Reaching into my purse, I pulled out my glasses and slipped them on—even though my distance vision was perfectly fine—as if by some miracle putting on my reading glasses would make the man standing in front of the room someone other than who he was.

But he wasn’t someone else.

There was no mistaking that. He had a face people didn’t forget.

A damn gorgeous one.

It was him.

Holy shit.

It was really him.

Screwed.

I was royally screwed.

The professor scanned the room of more than two hundred students, unable to ascertain where the voice had come from.

I prayed he’d drop it and give the class a general warning on his intolerance for lateness.

No such luck. I never had any.

“Stand up.

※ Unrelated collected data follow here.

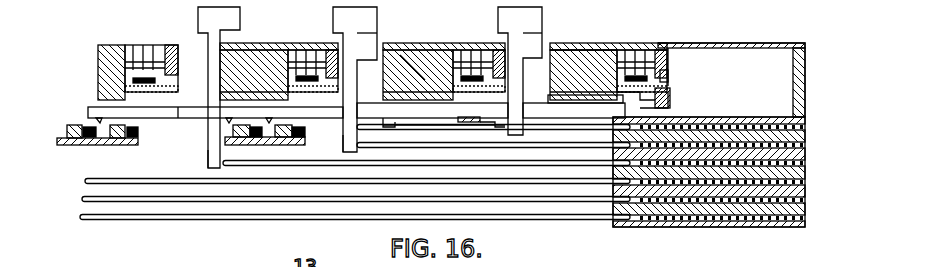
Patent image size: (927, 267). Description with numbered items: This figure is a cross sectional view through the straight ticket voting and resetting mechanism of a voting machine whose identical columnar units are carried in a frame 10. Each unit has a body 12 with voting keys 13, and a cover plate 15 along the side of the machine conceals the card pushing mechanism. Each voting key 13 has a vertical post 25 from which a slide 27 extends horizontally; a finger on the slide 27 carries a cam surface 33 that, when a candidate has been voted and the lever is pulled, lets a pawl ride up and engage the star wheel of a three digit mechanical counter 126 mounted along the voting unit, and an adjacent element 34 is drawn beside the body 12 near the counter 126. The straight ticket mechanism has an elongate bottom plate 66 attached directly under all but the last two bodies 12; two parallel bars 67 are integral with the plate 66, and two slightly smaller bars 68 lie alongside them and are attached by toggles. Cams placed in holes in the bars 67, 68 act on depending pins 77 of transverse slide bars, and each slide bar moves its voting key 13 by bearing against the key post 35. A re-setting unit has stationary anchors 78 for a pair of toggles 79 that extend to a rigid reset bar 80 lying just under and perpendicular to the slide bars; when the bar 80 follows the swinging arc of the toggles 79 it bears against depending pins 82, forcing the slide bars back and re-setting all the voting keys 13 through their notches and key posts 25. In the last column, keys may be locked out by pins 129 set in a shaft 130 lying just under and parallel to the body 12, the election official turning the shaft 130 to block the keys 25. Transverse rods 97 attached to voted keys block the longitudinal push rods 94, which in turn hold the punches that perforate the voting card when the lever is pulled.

The voting key 13 is at (242, 22).
The slide 27 is at (376, 61).
The depending pin 77 is at (100, 118).
The body 12 is at (421, 50).
The three digit mechanical counter 126 is at (486, 50).
The depending pin 82 is at (409, 74).
The yoke 34 is at (588, 48).
The cam surface 33 is at (453, 83).
The post 35 is at (550, 97).
The stationary anchor 78 is at (386, 121).
The toggle 79 is at (440, 127).
The reset bar 80 is at (492, 125).
The pin 129 is at (668, 76).
The shaft 130 is at (675, 108).
The elongate bottom plate 66 is at (68, 145).
The parallel bar 67 is at (70, 126).
The bar 68 is at (139, 132).
The vertical post 25 is at (208, 160).
The transverse rod 97 is at (576, 146).
The cover plate 15 is at (757, 43).
The frame 10 is at (805, 88).
The push rod 94 is at (806, 192).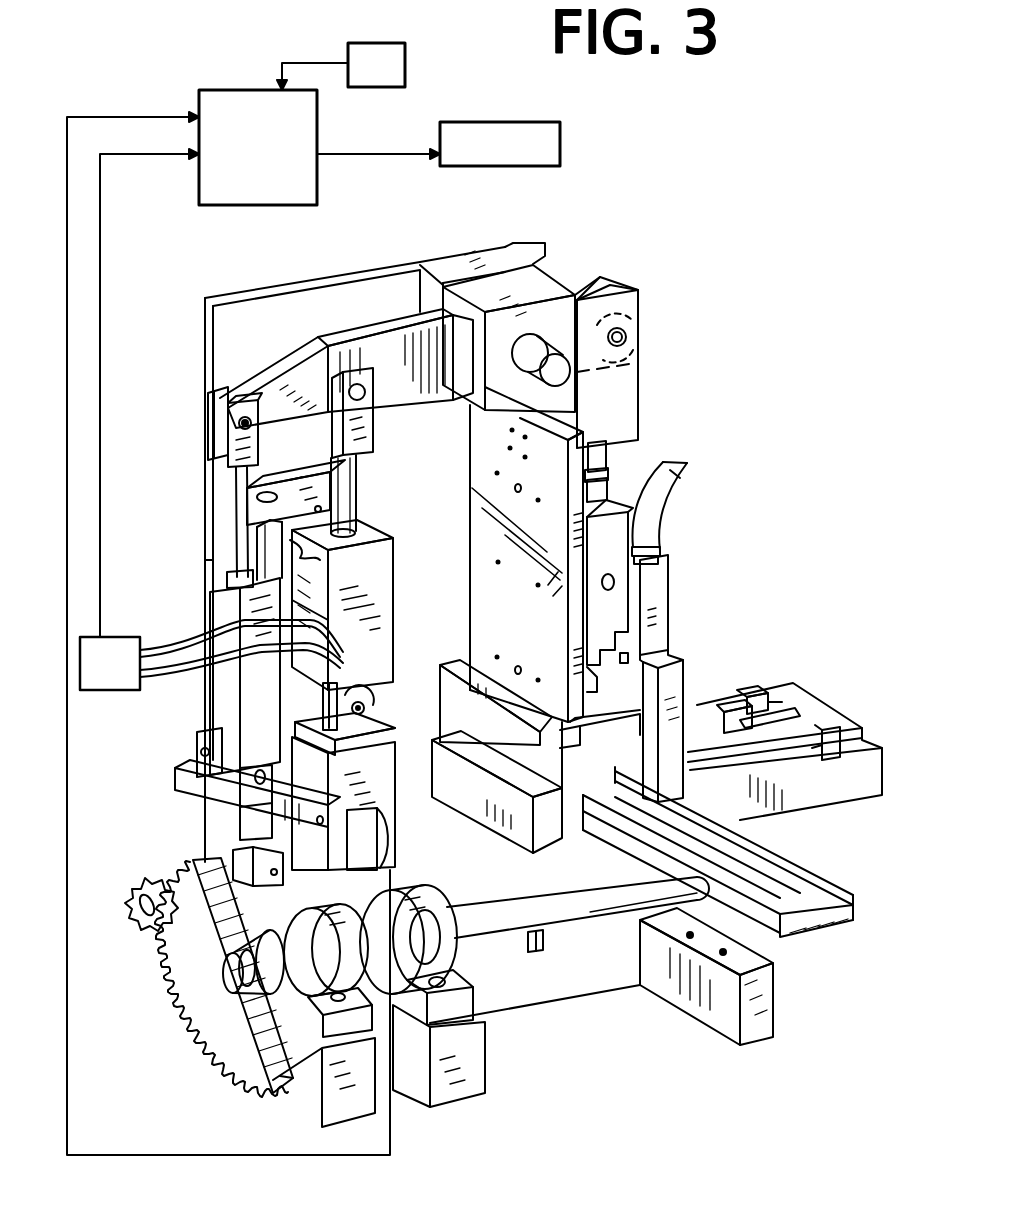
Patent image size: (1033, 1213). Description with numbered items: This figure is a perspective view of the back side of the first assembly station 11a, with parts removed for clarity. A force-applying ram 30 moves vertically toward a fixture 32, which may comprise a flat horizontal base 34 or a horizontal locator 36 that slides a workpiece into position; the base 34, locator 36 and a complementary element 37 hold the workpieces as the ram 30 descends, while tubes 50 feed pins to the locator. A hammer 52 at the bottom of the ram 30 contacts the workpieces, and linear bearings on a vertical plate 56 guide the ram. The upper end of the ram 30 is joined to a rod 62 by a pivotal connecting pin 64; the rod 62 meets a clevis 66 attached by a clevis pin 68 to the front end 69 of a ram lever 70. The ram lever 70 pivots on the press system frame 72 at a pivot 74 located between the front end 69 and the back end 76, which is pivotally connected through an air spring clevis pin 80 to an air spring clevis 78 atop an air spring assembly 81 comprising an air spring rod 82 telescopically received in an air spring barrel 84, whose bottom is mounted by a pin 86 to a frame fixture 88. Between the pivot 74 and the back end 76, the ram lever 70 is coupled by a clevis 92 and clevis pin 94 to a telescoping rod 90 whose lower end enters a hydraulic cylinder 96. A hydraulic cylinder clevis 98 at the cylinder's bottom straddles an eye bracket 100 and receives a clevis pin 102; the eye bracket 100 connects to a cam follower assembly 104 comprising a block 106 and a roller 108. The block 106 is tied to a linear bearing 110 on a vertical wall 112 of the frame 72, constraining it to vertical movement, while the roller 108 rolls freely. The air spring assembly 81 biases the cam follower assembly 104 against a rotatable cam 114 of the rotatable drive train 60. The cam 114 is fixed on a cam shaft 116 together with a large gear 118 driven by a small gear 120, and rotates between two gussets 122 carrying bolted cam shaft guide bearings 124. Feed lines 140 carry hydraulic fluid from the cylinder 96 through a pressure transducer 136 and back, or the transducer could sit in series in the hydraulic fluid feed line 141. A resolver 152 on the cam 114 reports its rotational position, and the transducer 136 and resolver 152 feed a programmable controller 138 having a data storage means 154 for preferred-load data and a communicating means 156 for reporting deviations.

Whoever was late, please stand up.”

Oh, God.

I felt the weight of the twenty-five-thousand-dollar tuition discount I had as a TA sink in my stomach like lead. It made it hard to get up from the chair. But he was waiting.

There was no avoiding it. This was going to be a problem.

Hesitantly, I stood, holding my breath that he wouldn’t recognize me.

Maybe he’d had too much to drink and wouldn’t even remember our short exchange at the bar last night.

“I will not tolerate student lateness. It interrupts my class.”

“I understand.”

The overhead lighting reflected into his face as if he were an actor on a stage, making it difficult for him to see up to the top rows of the classroom. He held a hand up, shielding his eyes.

Now, I was elevated twenty rows above him—we had to have been more than fifty yards apart—yet when our eyes met, they locked like we were the only two people in an empty room.

I knew it the minute he recognized me. I watched it play out in slow motion. A lazy smile spread across his handsome face, though not a happy one.

I’d say it was more reminiscent of a dog who’d just backed a kitten into a corner and was about to have his fun playing with the poor little pussy.

I swallowed. “It won’t happen again. I’m Rachel Martin, Professor. Your TA.”